Along with Elvis Presley, Roy Orbison, The Beach Boys, Buddy Holly and even Rod Stewart it has just been newly recorded with the London Symphony Orchestra with Bing’s vocals enhanced by modern technology to blend in with the world’s most prestigious orchestra.

It features 14 Bing Crosby recordings including the 1982 duet of Little Drummer Boy with David Bowie. White Christmas has vinyl sales amounting to 50, million copies including one to eight billion streams from music providers, yet it has never made No1 in the UK music charts.

The stories behind the song do vary, written by Irving Berlin, it is alleged he was tinkling on his piano listening to the wireless, overheard a news report stating ‘there was a possibility of snow this Christmas’, then went on to compose most of the song within the next 15 minutes.

In the winter of 1941 many Americans were coming to terms with the loss of young soldiers after facing conflict overseas, they had also witnessed the attack on Pearl Harbour with its devastating consequences.

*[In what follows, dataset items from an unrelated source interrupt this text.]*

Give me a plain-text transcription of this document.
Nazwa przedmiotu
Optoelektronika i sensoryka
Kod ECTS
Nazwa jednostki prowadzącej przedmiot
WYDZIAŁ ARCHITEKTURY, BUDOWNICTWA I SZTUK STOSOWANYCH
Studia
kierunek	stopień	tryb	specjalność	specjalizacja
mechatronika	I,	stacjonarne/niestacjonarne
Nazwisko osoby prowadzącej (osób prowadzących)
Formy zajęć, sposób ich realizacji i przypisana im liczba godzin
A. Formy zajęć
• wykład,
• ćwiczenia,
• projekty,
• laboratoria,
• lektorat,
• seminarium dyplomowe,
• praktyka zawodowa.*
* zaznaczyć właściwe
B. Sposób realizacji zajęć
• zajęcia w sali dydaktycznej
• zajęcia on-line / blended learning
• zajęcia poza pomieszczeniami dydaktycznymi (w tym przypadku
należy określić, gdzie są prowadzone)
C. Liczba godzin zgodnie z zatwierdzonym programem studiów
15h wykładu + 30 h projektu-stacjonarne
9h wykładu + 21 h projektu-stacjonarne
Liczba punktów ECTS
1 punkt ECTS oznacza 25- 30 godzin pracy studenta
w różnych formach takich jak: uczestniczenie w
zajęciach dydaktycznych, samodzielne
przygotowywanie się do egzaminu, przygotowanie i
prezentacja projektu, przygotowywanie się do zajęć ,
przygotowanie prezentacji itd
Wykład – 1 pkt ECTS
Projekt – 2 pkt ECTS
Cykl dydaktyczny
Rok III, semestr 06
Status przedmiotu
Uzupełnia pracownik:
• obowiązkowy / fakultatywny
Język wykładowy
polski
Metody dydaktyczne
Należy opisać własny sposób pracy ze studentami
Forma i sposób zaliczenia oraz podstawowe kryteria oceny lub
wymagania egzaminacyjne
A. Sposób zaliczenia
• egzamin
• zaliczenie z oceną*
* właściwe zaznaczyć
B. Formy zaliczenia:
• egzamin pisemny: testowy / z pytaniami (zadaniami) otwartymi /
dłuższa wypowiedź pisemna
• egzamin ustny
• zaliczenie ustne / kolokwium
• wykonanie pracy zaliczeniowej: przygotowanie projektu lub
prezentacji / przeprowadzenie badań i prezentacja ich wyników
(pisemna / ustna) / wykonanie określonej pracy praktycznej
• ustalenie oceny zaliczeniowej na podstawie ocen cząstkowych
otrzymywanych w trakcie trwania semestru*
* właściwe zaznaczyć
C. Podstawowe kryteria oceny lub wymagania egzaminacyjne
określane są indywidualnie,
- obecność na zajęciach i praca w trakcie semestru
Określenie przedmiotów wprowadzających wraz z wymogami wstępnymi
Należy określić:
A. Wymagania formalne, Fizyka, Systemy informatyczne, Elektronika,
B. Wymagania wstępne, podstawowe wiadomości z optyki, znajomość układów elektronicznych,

This led to radio networks becoming flooded with requests for White Christmas, it was, at that time, a song powerful for its healing qualities and still remains a perennial favourite for almost 80 years.

Bing at Christmas is the second best selling Christmas album, selling over15 million before Elvis’ Christmas Album which has sold more than 19 million. Most people purchase records because of their love of the original recording, some purchase hoping that as the years go by the value will rise so they buy the vinyl as an investment.

Decca have released a limited special edition of White Christmas to be issued along with this album, hoping that it could possibly be this year’s Christmas number one.